Ne pas admettre ces enfants comme témoins dans l’étude risque de biaiser la mesure de l’impact vaccinal. Il est également primordial de définir la population dont proviennent les témoins et qui est censée constituer un échantillon représentatif de la population d’origine où se sont produits les cas. L’annexe 2 indique plus en détail comme effectuer des études cas-témoins pour évaluer l’efficacité réelle du vaccin antipneumococcique contre une maladie infectieuse invasive due au pneumocoque.

3.2.4 Méthode cas-population

Il faudra acquérir davantage d’expérience dans l’utilisation de la méthode cas-population pour savoir si elle se prête à la mesure de l’efficacité réelle du VPC (80, 81, 82). Ce type d’étude est une variante de la méthode cas-témoins dans laquelle, au lieu d’utiliser un ou deux témoins par cas, c’est la population tout entière qui constitue le groupe témoin (80, 81). Cette méthode a été utilisée pour évaluer l’efficacité réelle des vaccins anti-Hib, anticoquelucheux, antiourlien et antirougeoleux (83-86). C’est une méthode intéressante à utiliser lorsqu’on peut obtenir des données de surveillance de la morbidité mais qu’il n’y a guère d’autres ressources disponibles. Il n’y a que trois points sur lesquels des données sont à collecter pour calculer l’efficacité réelle du vaccin : le nombre total de cas de maladie et le nombre de cas qui se produisent chez des enfants vaccinés, que l’on peut l’un comme l’autre obtenir grâce à la surveillance, ainsi que le pourcentage de sujets vaccinés dans la population, chiffre que l’on peut tirer d’enquêtes sur la couverture vaccinale ou obtenir en consultant de registre national des vaccinations.

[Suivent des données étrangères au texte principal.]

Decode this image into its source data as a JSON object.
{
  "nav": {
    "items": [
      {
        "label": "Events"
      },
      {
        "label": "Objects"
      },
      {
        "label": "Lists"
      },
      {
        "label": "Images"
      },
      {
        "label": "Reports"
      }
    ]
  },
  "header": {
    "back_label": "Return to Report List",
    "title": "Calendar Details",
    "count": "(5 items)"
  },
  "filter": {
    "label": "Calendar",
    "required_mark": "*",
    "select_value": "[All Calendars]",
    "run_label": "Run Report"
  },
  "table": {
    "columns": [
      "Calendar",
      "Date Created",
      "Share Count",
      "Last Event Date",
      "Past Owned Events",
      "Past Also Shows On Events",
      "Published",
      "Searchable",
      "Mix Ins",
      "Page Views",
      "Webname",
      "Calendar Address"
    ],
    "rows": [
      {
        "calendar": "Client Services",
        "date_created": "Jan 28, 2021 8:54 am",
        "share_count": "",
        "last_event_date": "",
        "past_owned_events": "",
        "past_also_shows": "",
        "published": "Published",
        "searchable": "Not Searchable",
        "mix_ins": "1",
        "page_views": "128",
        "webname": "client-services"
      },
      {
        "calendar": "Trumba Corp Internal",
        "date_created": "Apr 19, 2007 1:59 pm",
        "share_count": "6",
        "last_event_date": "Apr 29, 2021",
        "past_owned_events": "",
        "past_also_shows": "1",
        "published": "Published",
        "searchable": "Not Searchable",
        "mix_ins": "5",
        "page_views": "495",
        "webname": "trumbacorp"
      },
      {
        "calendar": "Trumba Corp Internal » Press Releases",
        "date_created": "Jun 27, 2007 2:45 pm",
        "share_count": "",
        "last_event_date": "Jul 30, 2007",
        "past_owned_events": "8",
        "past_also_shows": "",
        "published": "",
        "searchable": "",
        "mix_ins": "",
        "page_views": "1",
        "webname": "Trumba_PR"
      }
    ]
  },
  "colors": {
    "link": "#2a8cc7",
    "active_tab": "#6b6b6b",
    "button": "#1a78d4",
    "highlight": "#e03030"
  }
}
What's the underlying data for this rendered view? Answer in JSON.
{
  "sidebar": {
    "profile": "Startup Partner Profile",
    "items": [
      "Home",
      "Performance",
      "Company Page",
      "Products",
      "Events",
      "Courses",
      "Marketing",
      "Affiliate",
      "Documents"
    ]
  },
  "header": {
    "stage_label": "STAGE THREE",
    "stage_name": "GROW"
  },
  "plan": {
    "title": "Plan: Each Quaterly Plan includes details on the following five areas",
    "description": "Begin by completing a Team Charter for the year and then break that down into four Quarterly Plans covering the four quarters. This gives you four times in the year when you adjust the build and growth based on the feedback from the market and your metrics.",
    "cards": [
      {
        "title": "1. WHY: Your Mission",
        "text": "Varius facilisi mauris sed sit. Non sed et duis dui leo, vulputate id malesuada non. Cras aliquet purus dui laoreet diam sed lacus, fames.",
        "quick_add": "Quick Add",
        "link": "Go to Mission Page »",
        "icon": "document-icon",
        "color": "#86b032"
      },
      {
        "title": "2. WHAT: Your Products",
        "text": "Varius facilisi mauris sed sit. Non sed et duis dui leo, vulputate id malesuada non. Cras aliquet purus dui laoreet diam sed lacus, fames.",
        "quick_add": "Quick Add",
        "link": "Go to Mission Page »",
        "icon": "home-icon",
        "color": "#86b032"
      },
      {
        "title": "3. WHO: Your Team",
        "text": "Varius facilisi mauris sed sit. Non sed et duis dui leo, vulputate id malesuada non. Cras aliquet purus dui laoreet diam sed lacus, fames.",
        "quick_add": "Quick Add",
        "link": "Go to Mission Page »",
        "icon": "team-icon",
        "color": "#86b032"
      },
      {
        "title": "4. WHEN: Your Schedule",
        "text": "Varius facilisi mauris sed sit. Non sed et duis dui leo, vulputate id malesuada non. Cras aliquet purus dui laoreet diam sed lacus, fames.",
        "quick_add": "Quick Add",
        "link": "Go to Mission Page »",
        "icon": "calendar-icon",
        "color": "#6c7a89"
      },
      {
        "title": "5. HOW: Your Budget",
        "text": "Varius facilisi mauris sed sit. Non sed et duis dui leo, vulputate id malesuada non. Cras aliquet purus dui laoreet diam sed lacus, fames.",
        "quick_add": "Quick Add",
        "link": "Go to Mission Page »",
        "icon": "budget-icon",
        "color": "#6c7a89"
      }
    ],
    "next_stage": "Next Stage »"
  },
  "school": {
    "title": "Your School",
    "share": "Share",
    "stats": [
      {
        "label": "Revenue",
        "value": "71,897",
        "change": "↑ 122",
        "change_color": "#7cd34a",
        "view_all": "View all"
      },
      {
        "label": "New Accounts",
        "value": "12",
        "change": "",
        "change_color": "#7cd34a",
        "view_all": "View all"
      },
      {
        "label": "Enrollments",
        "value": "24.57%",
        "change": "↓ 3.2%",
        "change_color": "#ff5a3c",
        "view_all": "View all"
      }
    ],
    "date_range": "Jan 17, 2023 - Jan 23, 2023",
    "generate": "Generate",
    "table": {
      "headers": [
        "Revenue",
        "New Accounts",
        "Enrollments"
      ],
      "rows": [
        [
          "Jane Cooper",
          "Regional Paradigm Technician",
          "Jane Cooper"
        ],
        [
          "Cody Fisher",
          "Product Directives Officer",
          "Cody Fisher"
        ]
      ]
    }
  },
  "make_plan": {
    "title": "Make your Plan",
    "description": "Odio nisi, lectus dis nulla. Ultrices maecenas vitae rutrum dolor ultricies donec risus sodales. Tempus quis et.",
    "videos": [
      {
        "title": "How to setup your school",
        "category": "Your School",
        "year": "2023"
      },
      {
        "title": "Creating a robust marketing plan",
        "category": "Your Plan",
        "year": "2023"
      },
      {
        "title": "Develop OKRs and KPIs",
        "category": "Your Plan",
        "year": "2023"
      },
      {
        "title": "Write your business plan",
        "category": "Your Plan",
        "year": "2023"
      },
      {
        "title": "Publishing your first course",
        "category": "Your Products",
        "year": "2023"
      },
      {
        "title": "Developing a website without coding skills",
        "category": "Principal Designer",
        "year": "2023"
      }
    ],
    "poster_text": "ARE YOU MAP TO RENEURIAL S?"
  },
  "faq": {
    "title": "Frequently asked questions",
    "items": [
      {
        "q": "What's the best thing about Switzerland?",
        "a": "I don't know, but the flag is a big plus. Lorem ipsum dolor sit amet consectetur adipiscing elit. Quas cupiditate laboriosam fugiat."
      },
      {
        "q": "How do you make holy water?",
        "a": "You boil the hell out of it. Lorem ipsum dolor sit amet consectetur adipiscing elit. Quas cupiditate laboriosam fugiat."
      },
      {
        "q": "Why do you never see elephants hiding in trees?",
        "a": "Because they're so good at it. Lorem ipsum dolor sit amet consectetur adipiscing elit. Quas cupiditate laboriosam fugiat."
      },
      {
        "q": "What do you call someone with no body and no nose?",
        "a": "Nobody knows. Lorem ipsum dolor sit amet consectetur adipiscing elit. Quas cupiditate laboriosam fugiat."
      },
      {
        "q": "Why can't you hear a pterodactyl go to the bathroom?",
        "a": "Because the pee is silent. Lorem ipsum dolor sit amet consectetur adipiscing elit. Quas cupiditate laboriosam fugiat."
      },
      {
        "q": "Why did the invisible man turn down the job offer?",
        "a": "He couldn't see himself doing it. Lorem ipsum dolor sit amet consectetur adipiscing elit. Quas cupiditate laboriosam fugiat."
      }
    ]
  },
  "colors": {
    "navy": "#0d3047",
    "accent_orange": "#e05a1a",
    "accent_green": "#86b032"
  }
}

En raison de la simplicité arithmétique de cette analyse, à savoir qu’elle ne nécessite la connaissance que de trois paramètres, l’évaluation de l’efficacité fournie par la méthode cas-population est très sensible aux erreurs, même minimes, dont l’estimation de ces trois paramètres pourrait être entachée. Par ailleurs, il n’existe aucun moyen de tenir compte de manière explicite des facteurs de confusion. Il y a en outre un certain nombre d’hypothèses à respecter impérativement pour que le calcul donne une estimation fiable de l’efficacité vaccinale réelle. Il est primordial que les estimations de la couverture vaccinale correspondent exactement à la population dont proviennent les cas.

En outre, les données administratives ou celles du registre des vaccinations peuvent ne pas être suffisamment complètes et précises. L’efficacité réelle risque d’être surestimée si la couverture l’est également. L’exactitude des estimations fournies par les calculs est conditionnée par la stabilité de la couverture vaccinale de la population et les taux de morbidité due aux infections pneumococciques ou à Hib déclinent d’ordinaire rapidement après l’introduction du vaccin. On peut également avoir de la peine à obtenir des données administratives fiables au sujet de la couverture vaccinale du groupe d’âge en cause, dans la zone géographique de l’étude et pour la période de temps voulue.

En résumé, il faut accumuler davantage d’expérience pour savoir si cette méthode se prête à la mesure de l’efficacité réelle du VPC (82).

3.3 Réduire le plus possible les biais et les faiblesses

Des définitions de cas cohérentes et une vérification minutieuse des antécédents de vaccination permettent d’avoir le moins de biais possible dans les études observationnelles. En outre et si l’on en a la possibilité, on peut éviter au maximum les biais dans l’information en veillant à ce que les collecteurs de données ignorent si le sujet auquel ils ont affaire est un cas ou un témoin. Les biais potentiels liés à la sélection des témoins pour les études cas-témoins sont analysés plus en détail à l’annexe 2.